Ideally, I would include a 1541 and a complete C64 in the FPGA for compatibility. This would help to free me from having to make the C65/C65GS mode too compatible with the C64, instead, I would just transfer control of a running program from one to the other when cycle-exact operation or illegal opcodes were needed.
But in the shorter term, I wanted to be able to put a couple of SIDs in, and perhaps also improve the synthesis time a bit.
So I set about redoing the CPU, and the process has been one frustration after another.
My gut feeling was, and remains that 96MHz should be fairly possible on this FPGA, although the complexity of the memory system of a C65 makes that more difficult than it first seems.
I was keeping a careful eye on the maximum clock speed in the synthesis reports, and realised that for the time being at least, 64MHz would be easier. I could then optimise my way back up.
After bashing my head against a lot of bugs and silly design decisions on my part, I started making some progress and got some instructions running.
But then testing LDA/LDX/LDY/LDZ I found that the value loaded into the register was often wrong, or from the previous instruction.
After a lot of poking around, I finally realised that ISE was not constraining the cpu clock in the design, and the late data was being used because the design had a real maximum clock speed of only about 28MHz, but was being run at 64MHz.
I was a bit cranky with ISE for not realising that a clock created by dividing another clock is in fact a clock.
I eventually a way to constrain the clock, discovered how horrible the timing situation was, and have been trying to fix it since.
At this stage it looks like 64MHz should be possible, although with some the odd drive stage when executing instructions to get values or addresses ready to read or write in the following cycle.

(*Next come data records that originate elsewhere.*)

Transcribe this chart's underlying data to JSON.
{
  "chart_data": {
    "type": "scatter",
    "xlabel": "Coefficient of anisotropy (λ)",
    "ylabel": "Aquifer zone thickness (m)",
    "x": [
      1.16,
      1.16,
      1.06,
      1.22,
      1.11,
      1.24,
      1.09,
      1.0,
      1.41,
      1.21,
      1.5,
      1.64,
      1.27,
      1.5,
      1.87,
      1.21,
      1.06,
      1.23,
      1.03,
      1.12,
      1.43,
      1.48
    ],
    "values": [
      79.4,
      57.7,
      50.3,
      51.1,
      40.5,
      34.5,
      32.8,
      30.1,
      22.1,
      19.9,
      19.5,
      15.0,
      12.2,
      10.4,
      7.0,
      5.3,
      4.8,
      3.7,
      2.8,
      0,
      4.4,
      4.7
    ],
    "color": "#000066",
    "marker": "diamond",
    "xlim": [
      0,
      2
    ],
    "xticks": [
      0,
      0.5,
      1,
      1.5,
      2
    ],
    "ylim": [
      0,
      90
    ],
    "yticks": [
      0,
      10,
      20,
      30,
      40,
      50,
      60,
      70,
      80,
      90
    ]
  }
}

Exactly how much impact this will make is hard to estimate at this stage, but the CPU might be in drive states perhaps 20% - 25% of the time.
That means that the speed up compared with a stock C64 might end up around 64MHz * 0.75 / 1MHz = 48x. The result will be helped a little by the fact that many of the single byte instructions will execute in a single cycle. But it is really too early to say whether I will be able to make the CPU work at 64MHz, and exactly what the speed comparison will be. It will all depend on whether I can make actual forwards progress or whether I stay bogged down chasing my tail some more.